Funzioni beta di Forms

  • AEM Forms as a Cloud Service - Communications: API di comunicazione consente di combinare un modello e dati XML per generare documenti in vari formati. Il servizio consente di generare documenti in modalità sincrona e batch.

Puoi scrivere in formscsbeta@adobe.com per iscriversi al programma beta.

Adobe Experience Manager Commerce as a Cloud Service

Novità

  • Sito di riferimento CIF Venia rilasciato: 2020.10.2 che include la versione più recente dei componenti core CIF versione v1.4.0. Fai riferimento a Sito di riferimento CIF Venia per ulteriori dettagli.

  • Componenti core CIF rilasciati v1.4.0. Fai riferimento a Componenti core CIF per ulteriori dettagli.

Correzioni di bug

  • Le richieste GraphQL presenti nella console dei prodotti e nei selettori sono state eseguite tramite HTTP POST. Questo problema è stato risolto per garantire che il client Apollo GraphQL rispetti l'impostazione nella configurazione OSGi del client GraphQL per supportare le richieste GET, se configurata.

  • L’interfaccia utente di configurazione di CIF Cloud mostrava i pulsanti "Salva e chiudi" per le configurazioni in /lib e /apps/. Ma queste interfacce sono di sola lettura, quindi l'interfaccia utente è fissa per visualizzare solo il pulsante "Chiudi".

Cloud Manager

Data di pubblicazione

La data di rilascio per Cloud Manager in Experience Manager as a Cloud Service 2020.10.0 è il 20 ottobre 2020.

Novità di Cloud Manager

  • La pagina Ambienti è stata riprogettata.

  • Ora in Cloud Manager gli ambienti che sono stati sospesi presentano uno stato discreto.

  • Il "contenitore di build" di Cloud Manager ora supporta la compilazione di progetti utilizzando Java™ 8 o Java™ 11. Il supporto per Java™ 11 è fornito dal sistema Maven toolchain.

  • In ogni ambiente, il numero di variabili dell’ambiente è stato aumentato a 200.

  • Nella scheda Ambiente della pagina Panoramica sono ora elencati fino a tre ambienti.
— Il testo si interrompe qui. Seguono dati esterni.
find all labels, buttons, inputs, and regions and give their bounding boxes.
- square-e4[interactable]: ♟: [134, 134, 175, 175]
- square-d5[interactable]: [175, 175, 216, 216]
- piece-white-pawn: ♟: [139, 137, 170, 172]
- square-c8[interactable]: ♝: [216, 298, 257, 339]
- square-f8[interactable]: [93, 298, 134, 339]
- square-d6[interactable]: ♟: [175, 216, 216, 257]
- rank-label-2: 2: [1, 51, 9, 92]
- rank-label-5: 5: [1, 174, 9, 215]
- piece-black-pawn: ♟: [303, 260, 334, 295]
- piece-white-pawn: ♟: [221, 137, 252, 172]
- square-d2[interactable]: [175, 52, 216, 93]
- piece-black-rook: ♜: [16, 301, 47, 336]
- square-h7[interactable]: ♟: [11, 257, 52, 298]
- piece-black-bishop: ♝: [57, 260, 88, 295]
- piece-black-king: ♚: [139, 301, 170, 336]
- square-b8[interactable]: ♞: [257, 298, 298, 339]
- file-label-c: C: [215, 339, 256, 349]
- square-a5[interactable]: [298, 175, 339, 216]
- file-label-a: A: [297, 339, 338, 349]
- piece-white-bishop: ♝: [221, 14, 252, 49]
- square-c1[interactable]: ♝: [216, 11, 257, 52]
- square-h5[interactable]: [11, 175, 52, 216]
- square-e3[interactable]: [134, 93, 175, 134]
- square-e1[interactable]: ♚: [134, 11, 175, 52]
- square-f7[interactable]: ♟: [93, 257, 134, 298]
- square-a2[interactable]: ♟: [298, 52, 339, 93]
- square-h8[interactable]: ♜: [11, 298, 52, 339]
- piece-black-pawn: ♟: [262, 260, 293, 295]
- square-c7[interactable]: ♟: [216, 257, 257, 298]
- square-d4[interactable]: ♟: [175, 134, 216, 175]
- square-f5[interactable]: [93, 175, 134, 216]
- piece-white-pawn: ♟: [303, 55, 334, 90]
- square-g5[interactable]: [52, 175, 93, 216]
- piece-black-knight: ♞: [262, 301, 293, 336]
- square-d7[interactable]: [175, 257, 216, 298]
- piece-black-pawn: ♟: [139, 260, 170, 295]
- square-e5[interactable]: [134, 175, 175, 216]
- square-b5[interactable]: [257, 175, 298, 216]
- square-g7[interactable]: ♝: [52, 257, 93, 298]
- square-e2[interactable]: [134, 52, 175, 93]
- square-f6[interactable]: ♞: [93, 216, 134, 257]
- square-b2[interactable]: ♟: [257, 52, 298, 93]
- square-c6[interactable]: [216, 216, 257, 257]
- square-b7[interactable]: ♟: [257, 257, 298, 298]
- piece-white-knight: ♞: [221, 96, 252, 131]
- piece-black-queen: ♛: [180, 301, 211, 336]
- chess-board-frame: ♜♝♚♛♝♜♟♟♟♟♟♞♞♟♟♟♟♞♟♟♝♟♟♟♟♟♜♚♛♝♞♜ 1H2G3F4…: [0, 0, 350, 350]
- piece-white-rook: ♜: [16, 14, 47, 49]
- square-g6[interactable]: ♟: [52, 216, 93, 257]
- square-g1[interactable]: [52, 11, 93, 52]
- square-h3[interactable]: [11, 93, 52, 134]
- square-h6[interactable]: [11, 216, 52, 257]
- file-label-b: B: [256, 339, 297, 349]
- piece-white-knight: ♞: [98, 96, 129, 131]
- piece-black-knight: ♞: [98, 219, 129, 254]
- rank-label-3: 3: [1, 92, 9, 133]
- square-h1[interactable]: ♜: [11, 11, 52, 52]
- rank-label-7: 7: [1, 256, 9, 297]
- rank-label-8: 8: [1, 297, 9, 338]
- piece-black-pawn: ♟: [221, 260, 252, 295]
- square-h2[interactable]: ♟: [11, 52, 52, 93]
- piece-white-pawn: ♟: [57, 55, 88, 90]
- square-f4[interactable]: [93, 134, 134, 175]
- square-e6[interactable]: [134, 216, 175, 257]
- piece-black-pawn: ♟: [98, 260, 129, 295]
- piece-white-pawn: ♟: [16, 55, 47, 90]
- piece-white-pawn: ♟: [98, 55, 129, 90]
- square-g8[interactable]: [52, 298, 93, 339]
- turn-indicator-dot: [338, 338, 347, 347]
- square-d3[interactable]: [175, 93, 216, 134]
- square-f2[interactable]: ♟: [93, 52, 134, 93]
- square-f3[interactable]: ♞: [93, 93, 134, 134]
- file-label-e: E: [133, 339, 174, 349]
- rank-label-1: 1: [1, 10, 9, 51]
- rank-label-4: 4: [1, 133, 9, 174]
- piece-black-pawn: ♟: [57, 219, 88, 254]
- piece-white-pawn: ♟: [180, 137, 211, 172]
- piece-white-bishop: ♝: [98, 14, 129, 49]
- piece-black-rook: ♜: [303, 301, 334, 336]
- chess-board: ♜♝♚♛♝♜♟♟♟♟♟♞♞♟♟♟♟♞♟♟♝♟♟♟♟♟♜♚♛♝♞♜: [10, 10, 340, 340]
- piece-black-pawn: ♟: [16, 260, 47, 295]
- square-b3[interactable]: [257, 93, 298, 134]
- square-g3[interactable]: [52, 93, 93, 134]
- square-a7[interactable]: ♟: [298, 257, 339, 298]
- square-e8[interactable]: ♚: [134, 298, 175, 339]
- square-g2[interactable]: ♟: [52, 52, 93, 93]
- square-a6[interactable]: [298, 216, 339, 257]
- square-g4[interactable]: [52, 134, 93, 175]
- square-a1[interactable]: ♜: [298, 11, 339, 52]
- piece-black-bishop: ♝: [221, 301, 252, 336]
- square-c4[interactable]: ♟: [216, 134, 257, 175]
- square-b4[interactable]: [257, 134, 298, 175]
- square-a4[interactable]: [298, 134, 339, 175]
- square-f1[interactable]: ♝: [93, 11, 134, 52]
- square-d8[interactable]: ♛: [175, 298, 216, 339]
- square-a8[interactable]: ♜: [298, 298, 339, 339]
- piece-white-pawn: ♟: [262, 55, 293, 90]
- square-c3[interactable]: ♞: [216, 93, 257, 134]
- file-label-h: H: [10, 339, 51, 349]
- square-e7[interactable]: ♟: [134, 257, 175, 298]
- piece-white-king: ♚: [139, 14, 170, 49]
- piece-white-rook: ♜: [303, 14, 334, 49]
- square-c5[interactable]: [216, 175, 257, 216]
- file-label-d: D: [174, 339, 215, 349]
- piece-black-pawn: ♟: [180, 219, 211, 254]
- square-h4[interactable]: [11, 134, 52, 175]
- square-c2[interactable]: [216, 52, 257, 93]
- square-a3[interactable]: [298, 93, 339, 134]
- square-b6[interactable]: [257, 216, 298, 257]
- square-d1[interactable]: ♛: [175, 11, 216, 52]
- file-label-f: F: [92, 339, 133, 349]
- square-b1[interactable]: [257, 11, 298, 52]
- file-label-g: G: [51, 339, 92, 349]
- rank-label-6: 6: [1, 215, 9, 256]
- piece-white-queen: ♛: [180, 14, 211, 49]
Gli utenti possono selezionare Mostra tutto per passare alla pagina di riepilogo Ambiente e visualizzare una tabella con un elenco completo di ambienti.
    Fai riferimento a Ambiente di visualizzazione per ulteriori dettagli.

Correzioni di bug

  • Il collegamento tra Cloud Manager e Developer Console era erroneamente attivo prima che gli ambienti fossero completamente creati.

  • Il collegamento diretto da Cloud Manager a Developer Console non mostrava l’opzione per sospendere/riattivare l’ambiente di un programma sandbox.

  • I pulsanti Annulla e Salva nella pagina Modifica pipeline non di produzione non erano sempre visibili.

  • Alcuni errori nel processo di qualità del codice potevano causare la generazione non corretta del file di registro.

  • Durante la creazione di un programma, il nome suggerito talvolta restituiva un duplicato del nome di un programma esistente.

  • Tramite l’interfaccia utente non si potevano scaricare in modo coerente i log di alcuni fasi di pipeline di grandi dimensioni.

  • La convalida dei nomi dell’ambiente presentava un errore con scostamento pari a uno.

  • In alcuni casi, la pagina Ambienti mostrava segmenti di pubblicazione e Dispatcher quando non ne erano presenti.

Fondamenti di Adobe Experience Manager as a Cloud Service

Flussi di lavoro

  • È stato aggiunto il supporto per la ricerca di istanze del flusso di lavoro in base a Titolo flusso di lavoro, Modello flusso di lavoro, Stato, Iniziatore, Percorso payload e Data di inizio. Vedi Cerca istanze del flusso di lavoro.

Strumento Content Transfer (Trasferimento contenuti)

Ulteriori informazioni sulle novità e sugli aggiornamenti di Strumento Content Transfer (Trasferimento contenuti) Versione v1.1.12.

Novità

  • Migliorata l’esperienza utente per i registri. Marca temporale aggiunta ai registri di estrazione e acquisizione. È stato aggiunto un messaggio per indicare se i registri sono vuoti.

Correzioni di bug

  • Lo strumento Content Transfer (Trasferimento contenuti) saltava i file di contenuto se il set di migrazione conteneva percorsi con nomi di file parzialmente simili.